Unlike most countries, China has no unified coast guard. Instead it has five independent maritime agencies with a combined total of 40,000 personnel. Over the past decade it has vastly expanded the roles and capabilities of these agencies until they are now treated as instruments of foreign policy. The largest of the five agencies is the Maritime Safety Administration, which employs 20,000 people and is tasked with implementing maritime laws. A second group, the Maritime Police, is part of China's Border Control Department and is sometimes called the Chinese Coast Guard. The Maritime Police appears to be the only agency that is officially armed, so it is responsible for reinforcing the other agencies.
A third agency is the General Administration of Customs, which counters smuggling and is responsible for port control. A fourth agency, the Fisheries Law Enforcement Command, is used to stake fishing claims in disputed waters. This agency is significant because China is the largest consumer of fish worldwide and because China has developed more deep-water and long-range fishing capabilities in recent years, expanding the area the agency must defend. The fifth agency is the State Oceanic Administration, which employs 6,000-8,000 personnel. The most important and fastest-growing branch within this agency is China Marine Surveillance, which is tasked with enforcing China's Exclusive Economic Zone and has taken the lead in China's recent territorial disputes with Japan, the Philippines and Vietnam.

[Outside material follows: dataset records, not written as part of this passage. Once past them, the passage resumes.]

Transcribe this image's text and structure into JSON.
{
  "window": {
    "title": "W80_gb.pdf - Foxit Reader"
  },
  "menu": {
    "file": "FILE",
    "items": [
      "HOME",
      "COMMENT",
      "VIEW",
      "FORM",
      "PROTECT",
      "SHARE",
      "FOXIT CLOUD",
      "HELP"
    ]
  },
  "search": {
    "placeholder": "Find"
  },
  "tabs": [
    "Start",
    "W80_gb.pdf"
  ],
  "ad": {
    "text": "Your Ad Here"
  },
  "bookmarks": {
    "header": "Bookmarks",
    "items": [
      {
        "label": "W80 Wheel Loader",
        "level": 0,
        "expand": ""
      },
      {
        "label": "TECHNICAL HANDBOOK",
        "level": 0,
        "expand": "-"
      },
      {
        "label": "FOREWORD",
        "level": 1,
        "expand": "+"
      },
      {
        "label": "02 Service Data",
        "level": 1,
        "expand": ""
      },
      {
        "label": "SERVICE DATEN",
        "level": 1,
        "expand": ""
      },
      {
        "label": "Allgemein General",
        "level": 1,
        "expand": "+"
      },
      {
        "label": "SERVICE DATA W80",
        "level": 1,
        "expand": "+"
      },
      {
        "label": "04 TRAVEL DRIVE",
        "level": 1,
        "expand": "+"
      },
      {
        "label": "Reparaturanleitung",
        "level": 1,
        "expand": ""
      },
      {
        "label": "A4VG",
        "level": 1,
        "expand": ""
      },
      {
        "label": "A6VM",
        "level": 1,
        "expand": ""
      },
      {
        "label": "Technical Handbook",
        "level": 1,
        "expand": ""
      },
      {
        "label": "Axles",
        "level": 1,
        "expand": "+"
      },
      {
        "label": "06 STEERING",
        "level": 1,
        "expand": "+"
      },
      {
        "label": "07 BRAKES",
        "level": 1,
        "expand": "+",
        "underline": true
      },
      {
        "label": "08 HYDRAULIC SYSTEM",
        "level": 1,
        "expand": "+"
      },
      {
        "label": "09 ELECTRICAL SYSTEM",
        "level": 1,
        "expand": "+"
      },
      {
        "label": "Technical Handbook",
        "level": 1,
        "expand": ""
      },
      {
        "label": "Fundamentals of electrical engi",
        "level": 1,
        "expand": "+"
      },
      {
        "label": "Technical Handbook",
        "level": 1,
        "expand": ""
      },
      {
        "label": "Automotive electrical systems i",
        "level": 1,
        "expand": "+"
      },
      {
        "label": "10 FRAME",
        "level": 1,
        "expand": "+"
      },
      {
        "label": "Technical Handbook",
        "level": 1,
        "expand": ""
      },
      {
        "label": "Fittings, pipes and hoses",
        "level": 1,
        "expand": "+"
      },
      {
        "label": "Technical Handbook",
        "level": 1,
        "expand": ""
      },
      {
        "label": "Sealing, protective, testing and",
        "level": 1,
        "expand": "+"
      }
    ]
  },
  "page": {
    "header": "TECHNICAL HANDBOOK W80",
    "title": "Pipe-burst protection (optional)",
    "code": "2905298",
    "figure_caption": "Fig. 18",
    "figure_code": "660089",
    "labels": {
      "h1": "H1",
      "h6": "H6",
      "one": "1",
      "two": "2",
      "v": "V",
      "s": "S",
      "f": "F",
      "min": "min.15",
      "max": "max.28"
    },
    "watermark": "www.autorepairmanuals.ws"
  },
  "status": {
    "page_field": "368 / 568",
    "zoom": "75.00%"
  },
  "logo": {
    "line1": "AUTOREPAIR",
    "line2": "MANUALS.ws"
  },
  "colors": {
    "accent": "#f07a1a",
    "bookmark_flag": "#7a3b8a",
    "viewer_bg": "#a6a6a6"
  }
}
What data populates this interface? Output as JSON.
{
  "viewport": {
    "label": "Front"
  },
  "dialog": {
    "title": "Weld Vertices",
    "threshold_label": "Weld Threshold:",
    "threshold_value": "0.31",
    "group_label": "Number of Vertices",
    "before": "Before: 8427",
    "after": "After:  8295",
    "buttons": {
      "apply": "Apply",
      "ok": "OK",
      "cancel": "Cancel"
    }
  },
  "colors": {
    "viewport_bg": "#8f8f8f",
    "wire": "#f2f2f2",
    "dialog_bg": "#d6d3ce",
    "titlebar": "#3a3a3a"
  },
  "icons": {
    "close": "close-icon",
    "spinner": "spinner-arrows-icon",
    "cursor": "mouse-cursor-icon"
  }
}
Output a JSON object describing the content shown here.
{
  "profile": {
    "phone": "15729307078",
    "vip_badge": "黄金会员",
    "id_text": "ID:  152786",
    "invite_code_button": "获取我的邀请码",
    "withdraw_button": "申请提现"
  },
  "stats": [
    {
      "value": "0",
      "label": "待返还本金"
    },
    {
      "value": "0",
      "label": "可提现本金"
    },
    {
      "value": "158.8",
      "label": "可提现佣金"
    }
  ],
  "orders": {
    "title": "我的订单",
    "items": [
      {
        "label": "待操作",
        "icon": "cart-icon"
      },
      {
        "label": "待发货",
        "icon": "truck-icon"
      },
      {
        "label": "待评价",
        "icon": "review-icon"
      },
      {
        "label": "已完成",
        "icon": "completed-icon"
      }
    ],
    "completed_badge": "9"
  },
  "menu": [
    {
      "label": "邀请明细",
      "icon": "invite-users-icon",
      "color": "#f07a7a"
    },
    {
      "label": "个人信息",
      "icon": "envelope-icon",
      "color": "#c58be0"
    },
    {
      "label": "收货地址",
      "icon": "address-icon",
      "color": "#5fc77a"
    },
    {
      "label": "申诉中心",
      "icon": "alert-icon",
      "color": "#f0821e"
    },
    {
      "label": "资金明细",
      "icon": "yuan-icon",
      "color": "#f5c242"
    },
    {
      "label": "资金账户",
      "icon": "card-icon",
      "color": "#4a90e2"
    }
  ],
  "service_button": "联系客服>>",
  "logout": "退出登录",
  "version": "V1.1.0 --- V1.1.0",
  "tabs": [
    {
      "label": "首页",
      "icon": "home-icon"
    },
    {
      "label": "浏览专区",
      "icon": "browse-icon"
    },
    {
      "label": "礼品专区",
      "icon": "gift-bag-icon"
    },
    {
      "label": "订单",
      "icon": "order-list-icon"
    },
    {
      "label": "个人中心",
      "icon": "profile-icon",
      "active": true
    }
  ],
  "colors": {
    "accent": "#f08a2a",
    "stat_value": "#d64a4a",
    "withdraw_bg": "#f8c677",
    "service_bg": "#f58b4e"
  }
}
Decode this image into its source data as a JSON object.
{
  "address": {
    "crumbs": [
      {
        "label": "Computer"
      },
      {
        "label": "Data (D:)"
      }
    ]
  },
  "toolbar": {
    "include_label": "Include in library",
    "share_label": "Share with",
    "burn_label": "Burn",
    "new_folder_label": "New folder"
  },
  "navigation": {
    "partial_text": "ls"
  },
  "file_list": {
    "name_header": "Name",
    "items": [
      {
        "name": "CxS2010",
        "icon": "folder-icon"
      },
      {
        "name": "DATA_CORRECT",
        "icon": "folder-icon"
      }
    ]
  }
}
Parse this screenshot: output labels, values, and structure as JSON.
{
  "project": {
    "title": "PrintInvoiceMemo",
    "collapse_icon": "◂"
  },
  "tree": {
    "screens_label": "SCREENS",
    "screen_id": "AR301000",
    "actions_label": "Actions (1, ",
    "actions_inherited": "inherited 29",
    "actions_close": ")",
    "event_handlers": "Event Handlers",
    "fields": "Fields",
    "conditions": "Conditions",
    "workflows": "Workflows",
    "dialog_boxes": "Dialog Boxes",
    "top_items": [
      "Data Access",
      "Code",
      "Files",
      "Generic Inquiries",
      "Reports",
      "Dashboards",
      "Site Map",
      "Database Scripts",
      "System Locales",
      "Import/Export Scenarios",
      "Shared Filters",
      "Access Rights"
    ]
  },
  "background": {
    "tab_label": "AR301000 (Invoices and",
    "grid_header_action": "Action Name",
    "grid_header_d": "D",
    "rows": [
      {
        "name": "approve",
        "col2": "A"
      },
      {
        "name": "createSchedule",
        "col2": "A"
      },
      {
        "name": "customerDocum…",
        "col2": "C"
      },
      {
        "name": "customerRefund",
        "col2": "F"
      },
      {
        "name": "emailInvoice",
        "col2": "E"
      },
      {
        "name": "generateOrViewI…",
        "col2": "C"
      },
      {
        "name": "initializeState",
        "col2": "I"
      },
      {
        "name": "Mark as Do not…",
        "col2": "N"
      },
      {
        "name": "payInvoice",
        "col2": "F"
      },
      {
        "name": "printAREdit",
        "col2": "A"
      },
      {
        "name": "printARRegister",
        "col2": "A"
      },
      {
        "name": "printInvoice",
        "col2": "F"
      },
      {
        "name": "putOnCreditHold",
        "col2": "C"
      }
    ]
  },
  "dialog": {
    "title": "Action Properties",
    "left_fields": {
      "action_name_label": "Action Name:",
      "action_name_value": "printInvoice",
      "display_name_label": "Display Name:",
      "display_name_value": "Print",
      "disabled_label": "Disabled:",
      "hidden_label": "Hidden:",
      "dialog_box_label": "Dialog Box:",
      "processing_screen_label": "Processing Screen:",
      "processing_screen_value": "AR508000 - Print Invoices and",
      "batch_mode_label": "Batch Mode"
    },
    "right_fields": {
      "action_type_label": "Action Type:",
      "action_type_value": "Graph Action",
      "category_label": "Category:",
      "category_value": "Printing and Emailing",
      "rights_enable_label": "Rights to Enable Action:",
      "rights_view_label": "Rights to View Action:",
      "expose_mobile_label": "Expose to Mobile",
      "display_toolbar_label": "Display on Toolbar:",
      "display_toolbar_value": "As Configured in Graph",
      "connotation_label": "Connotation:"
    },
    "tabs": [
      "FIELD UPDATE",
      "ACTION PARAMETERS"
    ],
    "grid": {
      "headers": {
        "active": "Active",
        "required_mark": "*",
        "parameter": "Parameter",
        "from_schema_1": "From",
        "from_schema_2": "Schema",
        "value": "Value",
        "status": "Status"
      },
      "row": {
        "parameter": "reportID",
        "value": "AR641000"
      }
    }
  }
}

The lack of a unified coast guard causes its share of challenges. The agencies often have jurisdiction and interagency communications problems and compete with each other for resources and control, and most cannot provide their own air support or armed reinforcements. Despite these issues, the government sees a benefit in keeping the agencies separated. The current system allows China to employ more people, which is always a priority for the government. Also, because most of these agencies have been around for years, the divisions have been institutionalized, and there is little incentive or desire to consolidate them.
These five agencies and the numerous sub-branches within them provide a large civilian force through which Beijing can maintain a presence in the waters of strategic interest to China. The East and South China seas contain significant natural resources and the sea-lanes surrounding China are critical to the country's export-based economy. Additionally, by deploying civilian maritime agencies rather than the navy to a particular area, China ensures a proportional response from other countries; traditionally, a country will send coast guard vessels to interact with other countries' coast guard vessels and naval vessels with other naval vessels. This also prevents the United States from interfering in Asian maritime disputes because only the U.S. Navy, not the U.S. Coast Guard, operates in the Western Pacific and Southeast Asian waters.
This assertive approach has not gone unnoticed by other powers. During a conference hosted by the U.S. Naval Institute in February, a high-ranking U.S. Pacific Command officer said, "China Marine Surveillance cutters have no other mission but to harass other nations into submitting to China's expansive claims." Beijing has continually positioned its forces in areas it claims to reinforce the notion that the territory belongs to China, and these forces have shadowed and at times intimidated other ships that have entered the areas.
Using maritime forces as a foreign policy tool puts pressure on smaller countries without being blatantly aggressive and risking undue escalation. The result of this strategic thinking has been evident as China stirs up tensions over islands, fishing, resources and borders around its Exclusive Economic Zones. For example, China uses its Fisheries Law Enforcement Command to control fishing in contested waters, especially in the South China Sea, despite opposition from countries such as the Philippines and Vietnam.
China faces some problems with this strategy, however. Some countries, including Japan, have reacted to China's moves by building up their own coast guards. The increasing capabilities of the Japanese coast guard are a direct response to China's increased use of civilian maritime forces. Even as other parts of Japan's government and military have faced budget cuts, the Japanese coast guard has seen budget increases for new ships and aircraft. The Japanese coast guard is much smaller than the combined five maritime agencies of China, but it is also more experienced and efficient. Japan has also reached out to the Philippines and Vietnam, countries that have been affected by China's increased maritime jockeying. A continuation of Chinese assertiveness has the potential to unite these neighbors in cooperation against China.
Nowhere is the strategic use of coast guards more obvious than in the Senkaku/Diaoyu Islands dispute. As much as half of the Japanese 11th Coast Guard District, headquartered in Naha, Okinawa, has been deployed to the islands to assert Japan's authority. Because of the added strain from spreading the force too thin, the Japanese coast guard announced it would create a new 600-member unit specifically tasked with Senkaku security. For Beijing, China Marine Surveillance has become the main agency deployed around the islands and makes regular appearances in Japanese waters. Consequently, it has seen a number of new vessels and retired Chinese naval ships added to its fleet.
Civilian maritime agencies have taken on a whole new role as an instrument for asserting Chinese influence. As China exerts more pressure on other Asian countries, those countries will attempt to meet the challenge, exactly as Japan is doing now. But as the territorial disputes drag on, the smaller Asian countries will need to develop a foreign policy, not just a bigger coast guard, aimed at dealing with a more aggressive China.